In a missense mutation, there is a change to the amino acid that is added to the polypeptide chain. This will generally affect the protein's structure, but the protein may still function depending on the chemical properties and placement of that amino acid. You do NOT need to know the differences between conservative and non-conservative missense mutations. The classic example we will explore in class of this mutation is sickle cell anemia.
"Sickle cell anemia, in its most extreme cases, can be fatal by the age of three in almost 70 percent of sufferers. And what is the difference between a healthy red blood protein and a sickle cell one? Only a single amino acid in the string: the amino acid glutamate is replaced by one called valine in the sixth position in the sequence. A tiny difference in the amino acid sequence can have massive ramifications on the protein, the cells in which the protein is found, and the lives of the individuals who have those cells." (Some Assembly Required: Decoding Four Billion Years of Life, from Ancient Fossils to DNA by Neil Shubin)
As you can see, a single base pair substitution can have a variety of effects. Often it will do nothing. Sometimes it will change the protein. Usually that change is not good for the organism or the cell, but occasionally it is VERY good. This will become more commonly discussed in the next unit on natural selection.
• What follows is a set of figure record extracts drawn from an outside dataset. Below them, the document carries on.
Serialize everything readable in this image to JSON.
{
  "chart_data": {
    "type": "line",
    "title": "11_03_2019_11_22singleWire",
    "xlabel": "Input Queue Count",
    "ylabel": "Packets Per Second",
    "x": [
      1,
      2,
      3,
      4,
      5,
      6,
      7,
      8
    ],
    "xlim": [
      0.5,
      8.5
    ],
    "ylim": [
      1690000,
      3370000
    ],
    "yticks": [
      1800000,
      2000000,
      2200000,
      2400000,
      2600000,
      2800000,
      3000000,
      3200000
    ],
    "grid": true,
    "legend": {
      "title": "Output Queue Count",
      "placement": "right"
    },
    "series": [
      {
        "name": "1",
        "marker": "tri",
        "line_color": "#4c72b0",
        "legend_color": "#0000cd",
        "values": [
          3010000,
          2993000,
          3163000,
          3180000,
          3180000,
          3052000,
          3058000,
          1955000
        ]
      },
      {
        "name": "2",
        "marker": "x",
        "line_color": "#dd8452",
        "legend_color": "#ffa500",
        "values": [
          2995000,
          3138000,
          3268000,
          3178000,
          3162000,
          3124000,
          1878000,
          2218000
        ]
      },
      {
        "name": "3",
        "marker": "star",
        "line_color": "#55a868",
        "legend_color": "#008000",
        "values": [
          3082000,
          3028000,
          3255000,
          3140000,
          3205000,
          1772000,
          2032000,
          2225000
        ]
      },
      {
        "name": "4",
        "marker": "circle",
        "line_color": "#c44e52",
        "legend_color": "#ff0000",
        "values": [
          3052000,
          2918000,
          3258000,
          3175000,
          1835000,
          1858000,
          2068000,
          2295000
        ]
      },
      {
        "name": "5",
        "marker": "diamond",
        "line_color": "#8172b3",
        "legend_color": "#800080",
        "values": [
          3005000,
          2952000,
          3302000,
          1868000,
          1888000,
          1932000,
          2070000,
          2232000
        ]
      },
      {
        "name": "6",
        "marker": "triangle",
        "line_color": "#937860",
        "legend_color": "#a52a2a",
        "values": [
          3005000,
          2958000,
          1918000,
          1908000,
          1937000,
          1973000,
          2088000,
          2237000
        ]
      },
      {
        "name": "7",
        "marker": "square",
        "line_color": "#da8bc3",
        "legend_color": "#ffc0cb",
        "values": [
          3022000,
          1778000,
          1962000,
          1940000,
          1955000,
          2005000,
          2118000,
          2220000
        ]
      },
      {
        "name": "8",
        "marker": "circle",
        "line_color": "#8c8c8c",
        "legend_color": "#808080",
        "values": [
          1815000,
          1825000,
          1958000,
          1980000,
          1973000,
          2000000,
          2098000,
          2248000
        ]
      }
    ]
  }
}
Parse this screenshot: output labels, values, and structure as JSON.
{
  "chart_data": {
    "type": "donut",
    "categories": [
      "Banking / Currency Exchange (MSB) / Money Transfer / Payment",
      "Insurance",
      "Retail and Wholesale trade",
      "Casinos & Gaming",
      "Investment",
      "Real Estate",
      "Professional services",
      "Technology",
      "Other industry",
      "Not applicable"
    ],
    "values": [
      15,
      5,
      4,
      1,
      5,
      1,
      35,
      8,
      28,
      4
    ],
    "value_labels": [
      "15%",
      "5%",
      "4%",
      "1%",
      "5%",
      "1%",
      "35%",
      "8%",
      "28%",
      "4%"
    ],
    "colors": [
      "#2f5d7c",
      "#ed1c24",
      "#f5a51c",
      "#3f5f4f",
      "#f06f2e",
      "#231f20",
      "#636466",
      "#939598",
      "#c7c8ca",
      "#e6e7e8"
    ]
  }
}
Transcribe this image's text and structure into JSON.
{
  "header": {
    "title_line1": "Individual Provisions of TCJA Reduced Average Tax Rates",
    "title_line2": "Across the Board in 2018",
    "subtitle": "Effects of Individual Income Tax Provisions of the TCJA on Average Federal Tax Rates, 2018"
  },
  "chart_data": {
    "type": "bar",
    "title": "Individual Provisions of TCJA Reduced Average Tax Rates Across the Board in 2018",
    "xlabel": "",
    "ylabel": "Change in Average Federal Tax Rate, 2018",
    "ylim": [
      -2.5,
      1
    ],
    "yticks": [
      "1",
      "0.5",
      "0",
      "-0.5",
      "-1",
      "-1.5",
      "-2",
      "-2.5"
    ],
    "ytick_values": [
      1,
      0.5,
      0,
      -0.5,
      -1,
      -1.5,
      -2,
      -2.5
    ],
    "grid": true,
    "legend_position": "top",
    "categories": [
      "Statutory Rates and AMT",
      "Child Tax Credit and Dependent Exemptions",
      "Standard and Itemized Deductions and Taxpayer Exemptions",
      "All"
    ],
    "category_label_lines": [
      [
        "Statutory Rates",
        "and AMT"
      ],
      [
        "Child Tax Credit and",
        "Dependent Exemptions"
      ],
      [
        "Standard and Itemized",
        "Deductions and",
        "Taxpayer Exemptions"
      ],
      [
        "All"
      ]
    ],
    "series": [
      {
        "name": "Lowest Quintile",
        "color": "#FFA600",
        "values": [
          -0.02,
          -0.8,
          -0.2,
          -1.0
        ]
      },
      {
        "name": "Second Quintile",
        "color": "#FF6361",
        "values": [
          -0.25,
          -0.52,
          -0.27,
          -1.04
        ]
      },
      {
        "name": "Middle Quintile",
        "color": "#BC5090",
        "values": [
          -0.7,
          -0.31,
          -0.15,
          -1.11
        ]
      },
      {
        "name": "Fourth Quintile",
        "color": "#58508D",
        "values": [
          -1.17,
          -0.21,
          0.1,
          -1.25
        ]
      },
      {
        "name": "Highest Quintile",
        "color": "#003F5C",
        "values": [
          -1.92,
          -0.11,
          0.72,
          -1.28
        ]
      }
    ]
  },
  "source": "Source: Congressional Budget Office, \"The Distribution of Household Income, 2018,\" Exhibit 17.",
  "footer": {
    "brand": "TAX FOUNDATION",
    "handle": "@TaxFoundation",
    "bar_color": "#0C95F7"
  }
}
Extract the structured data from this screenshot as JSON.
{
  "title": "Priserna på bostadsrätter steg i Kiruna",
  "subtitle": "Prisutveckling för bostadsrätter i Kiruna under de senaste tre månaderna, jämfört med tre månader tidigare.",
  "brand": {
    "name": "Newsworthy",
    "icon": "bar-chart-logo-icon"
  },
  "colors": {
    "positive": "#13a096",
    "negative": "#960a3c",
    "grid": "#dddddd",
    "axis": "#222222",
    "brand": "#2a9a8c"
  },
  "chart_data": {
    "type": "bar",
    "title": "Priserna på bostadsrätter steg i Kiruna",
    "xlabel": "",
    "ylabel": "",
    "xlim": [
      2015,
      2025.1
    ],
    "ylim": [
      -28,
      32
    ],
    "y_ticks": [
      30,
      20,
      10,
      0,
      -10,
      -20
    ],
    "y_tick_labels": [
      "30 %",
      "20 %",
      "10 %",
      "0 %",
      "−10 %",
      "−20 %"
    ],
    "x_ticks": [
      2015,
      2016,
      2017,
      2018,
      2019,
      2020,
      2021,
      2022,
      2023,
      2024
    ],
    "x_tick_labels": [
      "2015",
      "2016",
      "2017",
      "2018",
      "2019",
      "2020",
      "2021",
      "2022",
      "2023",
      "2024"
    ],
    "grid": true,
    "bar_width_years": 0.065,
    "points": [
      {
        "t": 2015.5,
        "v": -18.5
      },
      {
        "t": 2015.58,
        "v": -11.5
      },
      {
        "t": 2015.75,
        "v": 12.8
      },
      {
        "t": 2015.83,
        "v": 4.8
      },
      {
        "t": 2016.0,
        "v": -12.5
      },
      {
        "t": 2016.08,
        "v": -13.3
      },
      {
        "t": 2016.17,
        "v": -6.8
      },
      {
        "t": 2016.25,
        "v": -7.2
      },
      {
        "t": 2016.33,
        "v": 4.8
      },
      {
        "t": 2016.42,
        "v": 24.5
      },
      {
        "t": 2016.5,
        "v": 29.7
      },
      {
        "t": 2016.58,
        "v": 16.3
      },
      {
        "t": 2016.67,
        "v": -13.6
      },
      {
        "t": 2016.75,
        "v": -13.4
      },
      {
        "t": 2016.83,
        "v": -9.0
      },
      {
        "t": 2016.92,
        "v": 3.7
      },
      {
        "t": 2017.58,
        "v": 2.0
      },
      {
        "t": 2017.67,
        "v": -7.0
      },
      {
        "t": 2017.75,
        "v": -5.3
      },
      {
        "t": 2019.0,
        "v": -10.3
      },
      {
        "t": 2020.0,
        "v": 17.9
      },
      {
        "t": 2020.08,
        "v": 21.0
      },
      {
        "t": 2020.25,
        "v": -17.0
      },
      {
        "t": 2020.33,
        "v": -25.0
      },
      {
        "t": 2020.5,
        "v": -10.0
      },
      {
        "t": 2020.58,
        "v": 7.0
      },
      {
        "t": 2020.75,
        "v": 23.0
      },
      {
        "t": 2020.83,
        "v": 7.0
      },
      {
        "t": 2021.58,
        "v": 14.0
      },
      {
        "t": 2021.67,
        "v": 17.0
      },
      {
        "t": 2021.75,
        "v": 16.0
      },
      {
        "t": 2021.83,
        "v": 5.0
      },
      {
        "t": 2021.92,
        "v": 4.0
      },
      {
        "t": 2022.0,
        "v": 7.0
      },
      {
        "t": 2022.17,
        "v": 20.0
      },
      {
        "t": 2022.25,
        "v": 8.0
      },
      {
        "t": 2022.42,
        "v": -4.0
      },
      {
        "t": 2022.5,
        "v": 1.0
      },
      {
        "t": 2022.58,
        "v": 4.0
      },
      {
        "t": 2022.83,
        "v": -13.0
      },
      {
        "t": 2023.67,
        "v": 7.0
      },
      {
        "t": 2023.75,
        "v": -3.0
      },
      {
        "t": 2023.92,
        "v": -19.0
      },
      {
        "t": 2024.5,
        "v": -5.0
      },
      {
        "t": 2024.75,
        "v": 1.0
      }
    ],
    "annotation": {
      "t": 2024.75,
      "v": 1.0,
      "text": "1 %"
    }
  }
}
Frameshift mutations are much more severe than point mutations. Rather than changing a single nucleotide, these mutations cause an entire shift in the reading frame. This sounds pretty complicated, but it makes sense if you think of the mRNA as being in sets of codons.
If you mess up one codon by removing a nucleotide, for instance, it will mess up every subsequent codon that is 'downstream' of that mutation. So if a frameshift mutation occurs at the beginning of a gene, it will affect nearly the entire protein!
Let's explore the two ways by which frameshift mutations may occur: deletions and insertions.
In an insertion mutation, a base or multiple bases are added to the DNA sequence where before there was none. This causes all subsequent codons to be shifted because the ribosome will simply read the mRNA 3 bases at a time after the start codon.
So if a base got in that 'shouldn't' be there, it will affect every subsequent codon. This 'frame shift' is a result of the fact that every (or nearly every) subsequent codon consists of a different set of 3 nucleotides than it did before the DNA alteration.
A deletion mutation works in basically the same way but in reverse. So instead of bases being added, they are removed. This also causes the 'frame shift' because every subsequent codon now contains different nucleotides than it did before the DNA sequence changed.
Ironically, often it is less disruptive to the protein that is created if 3 nucleotides are removed (or added) rather than just one. This causes the subsequent codons to be correct, but for there to be one less (or one extra if it is an insertion) amino acid in the polypeptide.